Okay, so this discussion would probably require someone with a programing background to get into the details, as I'm more of an end user. I'll try to bring up a few possible issues though.
Sampling is key. AA for geometry and shading, better motion blur (if the studio is willing to pay in rendering time), high quality texture filtering, shadow map samples - they all add up to a cleaner look.
Shader quality and precision is probably different as well. An offline renderer usually offers a more complicated Phong shading model than the hardwired stuff in GPUs, and then there's the more precise Blinn shader, and Ward anisotropic stuff, layered shaders and so on.
True, there are advanced shaders for hardware as well, but AFAIK they only calculate the lighting for the vertices, and the pixel shader interpolates that for the actual pixels. Also, shading is calculated for a pixel only once, and it gets source data like normals from textures which might not have a 1:1 texel to pixel ratio. 24 bit normal maps, especially when compressed, won't look good either.
Geometry. A rendered version of a CG character is usually tesselated to a few hundred thousand polygons in the basic renderers already (like if you run it through the built-in 3ds max scanline, Maya or LW renderer). You usually get very close to the 1:1 pixel to polygon ratio.
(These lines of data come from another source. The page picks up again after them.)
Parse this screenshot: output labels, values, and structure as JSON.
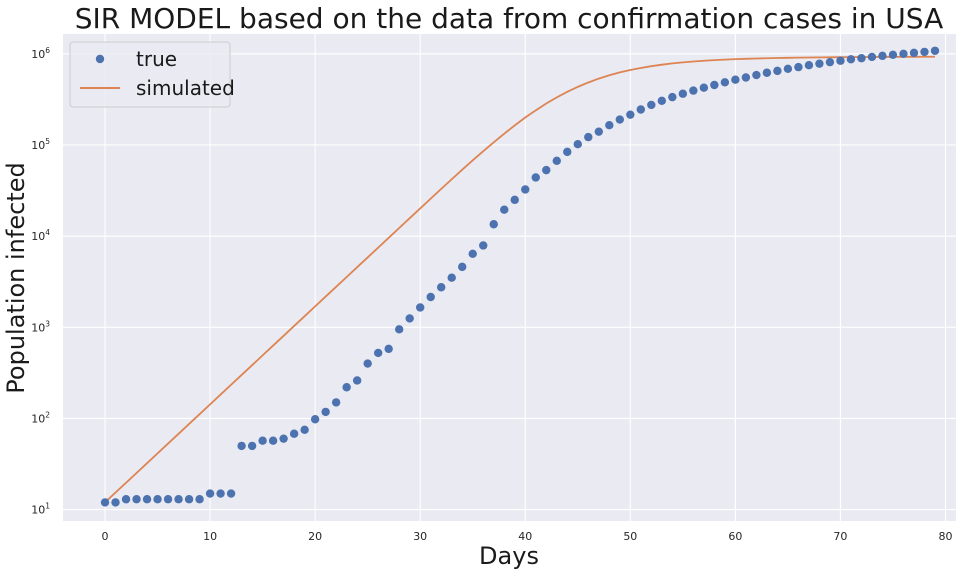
{
  "chart_data": {
    "type": "scatter",
    "title": "SIR MODEL based on the data from confirmation cases in USA",
    "xlabel": "Days",
    "ylabel": "Population infected",
    "xlim": [
      -4,
      81
    ],
    "ylim": [
      7.5,
      1650000
    ],
    "yscale": "log",
    "grid": true,
    "legend_position": "top-left",
    "x_ticks": [
      0,
      10,
      20,
      30,
      40,
      50,
      60,
      70,
      80
    ],
    "y_ticks": [
      {
        "value": 10,
        "base": "10",
        "exp": "1"
      },
      {
        "value": 100,
        "base": "10",
        "exp": "2"
      },
      {
        "value": 1000,
        "base": "10",
        "exp": "3"
      },
      {
        "value": 10000,
        "base": "10",
        "exp": "4"
      },
      {
        "value": 100000,
        "base": "10",
        "exp": "5"
      },
      {
        "value": 1000000,
        "base": "10",
        "exp": "6"
      }
    ],
    "colors": {
      "background": "#eaeaf2",
      "grid": "#ffffff",
      "true": "#4c72b0",
      "simulated": "#dd8452"
    },
    "series": [
      {
        "name": "true",
        "type": "scatter",
        "x": [
          0,
          1,
          2,
          3,
          4,
          5,
          6,
          7,
          8,
          9,
          10,
          11,
          12,
          13,
          14,
          15,
          16,
          17,
          18,
          19,
          20,
          21,
          22,
          23,
          24,
          25,
          26,
          27,
          28,
          29,
          30,
          31,
          32,
          33,
          34,
          35,
          36,
          37,
          38,
          39,
          40,
          41,
          42,
          43,
          44,
          45,
          46,
          47,
          48,
          49,
          50,
          51,
          52,
          53,
          54,
          55,
          56,
          57,
          58,
          59,
          60,
          61,
          62,
          63,
          64,
          65,
          66,
          67,
          68,
          69,
          70,
          71,
          72,
          73,
          74,
          75,
          76,
          77,
          78,
          79
        ],
        "y": [
          12,
          12,
          13,
          13,
          13,
          13,
          13,
          13,
          13,
          13,
          15,
          15,
          15,
          50,
          50,
          57,
          57,
          60,
          68,
          75,
          98,
          118,
          150,
          220,
          261,
          400,
          523,
          580,
          950,
          1250,
          1650,
          2150,
          2750,
          3500,
          4600,
          6400,
          7900,
          13500,
          19500,
          25000,
          32500,
          44000,
          53000,
          67000,
          84000,
          102000,
          122000,
          140000,
          165000,
          190000,
          215000,
          245000,
          275000,
          305000,
          335000,
          365000,
          395000,
          425000,
          455000,
          487000,
          520000,
          550000,
          585000,
          620000,
          650000,
          685000,
          715000,
          750000,
          780000,
          810000,
          840000,
          870000,
          895000,
          925000,
          950000,
          975000,
          1000000,
          1025000,
          1050000,
          1080000
        ]
      },
      {
        "name": "simulated",
        "type": "line",
        "x": [
          0,
          1,
          2,
          3,
          4,
          5,
          6,
          7,
          8,
          9,
          10,
          11,
          12,
          13,
          14,
          15,
          16,
          17,
          18,
          19,
          20,
          21,
          22,
          23,
          24,
          25,
          26,
          27,
          28,
          29,
          30,
          31,
          32,
          33,
          34,
          35,
          36,
          37,
          38,
          39,
          40,
          41,
          42,
          43,
          44,
          45,
          46,
          47,
          48,
          49,
          50,
          51,
          52,
          53,
          54,
          55,
          56,
          57,
          58,
          59,
          60,
          61,
          62,
          63,
          64,
          65,
          66,
          67,
          68,
          69,
          70,
          71,
          72,
          73,
          74,
          75,
          76,
          77,
          78,
          79
        ],
        "y": [
          12,
          15.4,
          19.7,
          25.2,
          32.3,
          41.4,
          53,
          67.9,
          87,
          111.4,
          142.7,
          182.8,
          234.2,
          300,
          384,
          492,
          630,
          807,
          1034,
          1324,
          1696,
          2172,
          2782,
          3563,
          4563,
          5844,
          7485,
          9586,
          12280,
          15730,
          20140,
          25800,
          33000,
          42100,
          53600,
          67900,
          85600,
          107000,
          133000,
          164000,
          200000,
          240000,
          285000,
          333000,
          383000,
          434000,
          485000,
          535000,
          582000,
          625000,
          665000,
          700000,
          732000,
          760000,
          785000,
          806000,
          824000,
          840000,
          853000,
          864000,
          874000,
          882000,
          889000,
          895000,
          900000,
          904000,
          908000,
          911000,
          914000,
          916000,
          918000,
          920000,
          922000,
          923000,
          924000,
          925000,
          926000,
          927000,
          928000,
          929000
        ]
      }
    ]
  }
}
More geometry means better shading, which is especially evident when you take a look at PRMan images - there's always a better than 1:1 ratio between micropolygons and pixels.
If you render low-poly geometry in an offline renderer, it'll have shading interpolation artifacts as well, and the result will loose some of its quality. I guess it has to do with the difference between the interpolated normal across a planar polygon between its neighbouring vertices, and a 'true' normal from an actual vertex. It simply responds better to the lights... and games still have low-res geometry, so the lighting data fed to the pixel shader probably isn't good enough when working with normal mapping.
This all goes for both diffuse shading and specular highlights, by the way.
Texture resolution is obvious and has been mentioned already. Mip mapping isn't as agressive most of the times either, so objects keep their sharp details even when they're further away from the camera.
Also, there's a lot of compositing done on CG stuff, finetuning colors, contrast, blur/sharpness, and tweaking everything until it looks good enough. It's pretty similar to how you'd enhance an image in Photoshop. Some of this should appear in nextgen console engines by the way...
It's also worth noting that CGI assets might have more time put into them simply because you don't need that many sets and characters. Warcraft 3 had about a dozen 'hero' resolution CGI characters, but at least 5-6 times as many ingame characters/creatures. You simply cannot spend as much time with ingame stuff because of the sheer amount of work.
Also, CG quality can range from just above ingame levels to almost movie VFX quality stuff. Blizzard, Blur, Square and a few other studios are on the edge of producing animated features (Blur is in preproduction most likely, and we all know about 'Spirits Within' and 'Advent Children' I guess).